Indian Catholic News

Mumbai Catholics demand justice of rape victims

The Archdiocese of Bombay issued a statement on April 14 summarizing the anger and disappointment of the Church.


Catholics in various parishes of Mumbai archdiocese launched protests demanding action against the criminals who raped girls in Kathua in Jammu & Kashmir and Unnao in Uttar Pradesh.

"Evil exists and perpetuates because good people are silent," said a statement from the archdiocese April 14.

“We hope to awake the collective conscience of the community and the nation and say this is not the India we love. We don't want well-crafted advertising statements or campaigns but action on the ground that provides for a safe India," said the statement issued by Father Nigel Barret.

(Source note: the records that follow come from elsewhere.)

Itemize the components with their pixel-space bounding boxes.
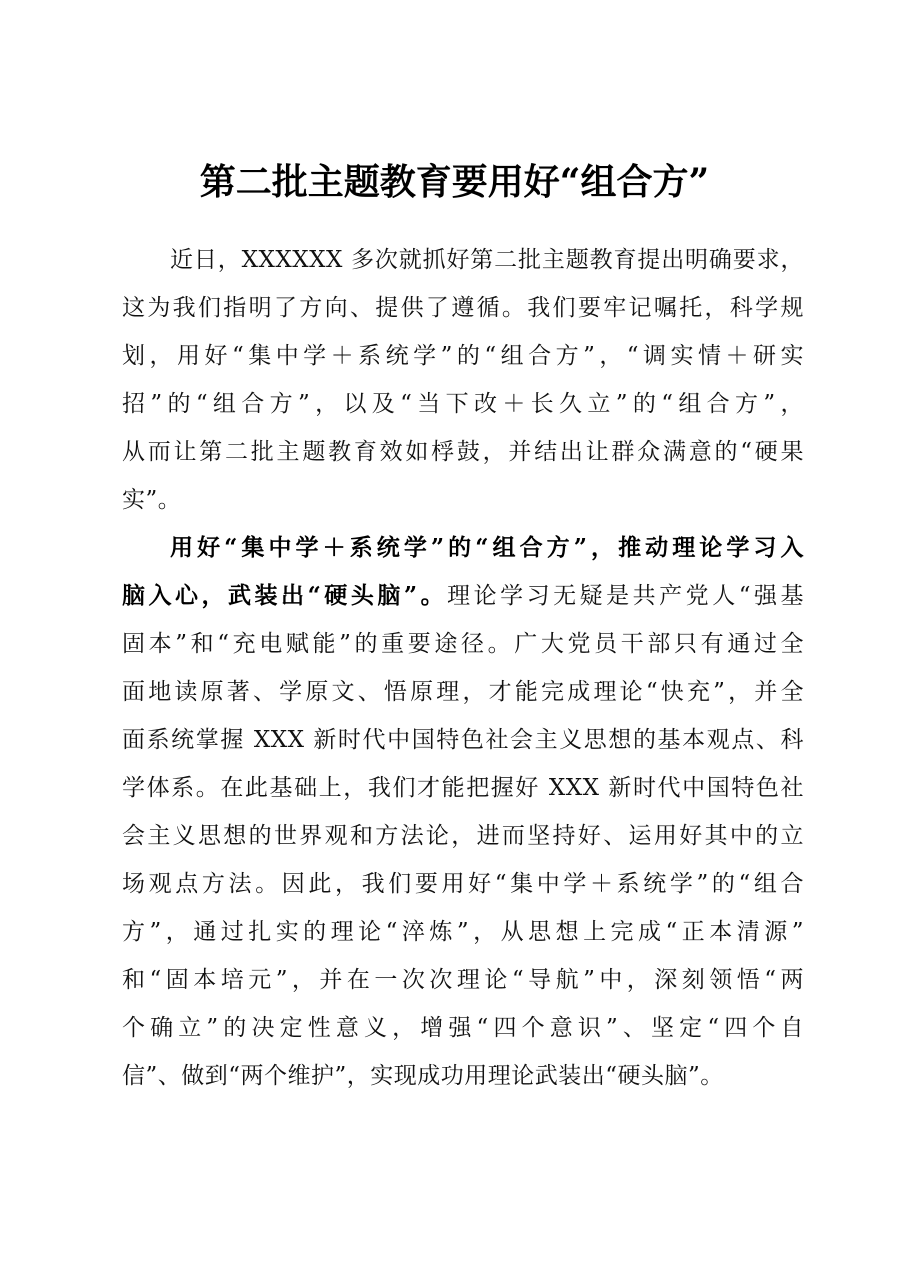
paragraph-section-1 [122, 524, 804, 1100]
paragraph-line: 从而让第二批主题教育效如桴鼓，并结出让群众满意的“硬果 [122, 439, 804, 465]
section-heading-line: 用好“集中学＋系统学”的“组合方”，推动理论学习入 [170, 534, 804, 561]
paragraph-line: 会主义思想的世界观和方法论，进而坚持好、运用好其中的立 [122, 823, 804, 849]
section-heading-mixed-line [122, 572, 804, 620]
paragraph-intro [122, 236, 804, 524]
paragraph-line: 和“固本培元”，并在一次次理论“导航”中，深刻领悟“两 [122, 967, 804, 993]
paragraph-line: 招”的“组合方”，以及“当下改＋长久立”的“组合方”， [122, 391, 804, 417]
paragraph-line: 信”、做到“两个维护”，实现成功用理论武装出“硬头脑”。 [122, 1063, 724, 1089]
paragraph-line: 个确立”的决定性意义，增强“四个意识”、坚定“四个自 [122, 1015, 804, 1041]
paragraph-line: 学体系。在此基础上，我们才能把握好 XXX 新时代中国特色社 [122, 775, 804, 801]
paragraph-line: 固本”和“充电赋能”的重要途径。广大党员干部只有通过全 [122, 631, 804, 657]
paragraph-line: 面地读原著、学原文、悟原理，才能完成理论“快充”，并全 [122, 679, 804, 705]
paragraph-line: 面系统掌握 XXX 新时代中国特色社会主义思想的基本观点、科 [122, 727, 804, 753]
section-body-start: 理论学习无疑是共产党人“强基 [447, 583, 804, 609]
paragraph-line: 场观点方法。因此，我们要用好“集中学＋系统学”的“组合 [122, 871, 804, 897]
section-heading-end: 脑入心，武装出“硬头脑”。 [122, 582, 448, 609]
document-body [122, 236, 804, 1100]
document-title: 第二批主题教育要用好“组合方” [199, 161, 710, 203]
paragraph-line: 这为我们指明了方向、提供了遵循。我们要牢记嘱托，科学规 [122, 295, 804, 321]
paragraph-line: 划，用好“集中学＋系统学”的“组合方”，“调实情＋研实 [122, 343, 804, 369]
paragraph-line: 方”，通过扎实的理论“淬炼”，从思想上完成“正本清源” [122, 919, 804, 945]
paragraph-line: 实”。 [122, 487, 182, 513]
paragraph-line: 近日，XXXXXX 多次就抓好第二批主题教育提出明确要求， [170, 247, 804, 273]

In Thane, Bishop Allwyn D'Silva is organising a rally and a signature campaign at St John the Baptist Church on April 18. He said, "We are inviting an advocate to explain the legal position and other speakers to communicate the gender aspect.

“The culprits must be brought to book and victims must receive speedy justice and compensation." Bishop Allwyn said parishes could organise similar rallies or a show of solidarity.

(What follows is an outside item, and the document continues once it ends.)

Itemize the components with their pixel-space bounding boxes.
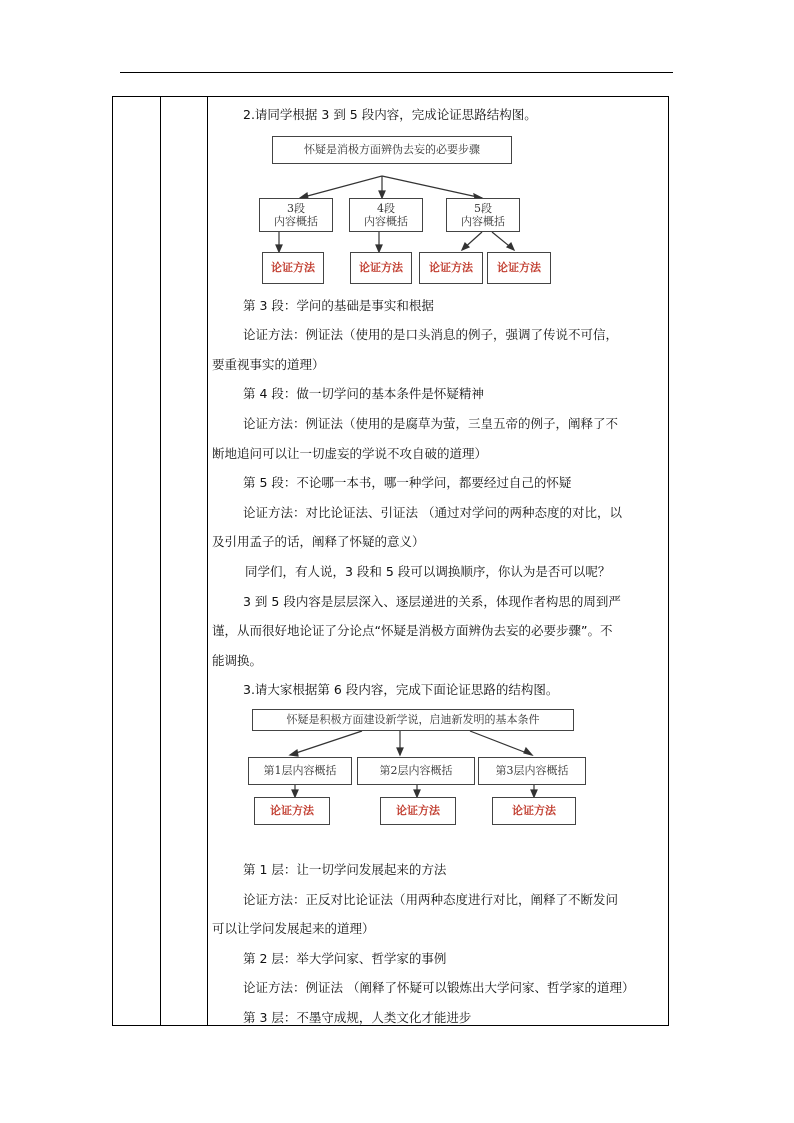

Fr Warner D'Souza, the parish priest of St Jude Church in Malad East, urged parishioners to wear black outfits to weekend mass.

"This is the least we can do. In another country the Kathua incident would be treated like a war crime. The situation in our country has reached breaking point," he said. Fr Warner also invited parishioners to speak on gender discrimination.

Fr Felix D'Souza who helms one of the largest parishes in the city, St Anthony's Church in Vakola, led parishioners in observing a minute of silence at all masses on April 14 and 15, Saturday and Sunday, "to symbolise the solidarity of a nation in mourning". "We raise three slogans -- we protest, we demand justice and may God protect our country," he said.

Fr Nigel said the Church has always stood in solidarity with victims of injustice. "Too often we are silent to the pain and suffering around us. Many people tend to think that if it does not affect me then it's not my problem. Even though these incidents have happened far away from Mumbai (they do matter). This is not a protest, it's not political but our collective mourning as a community," he said.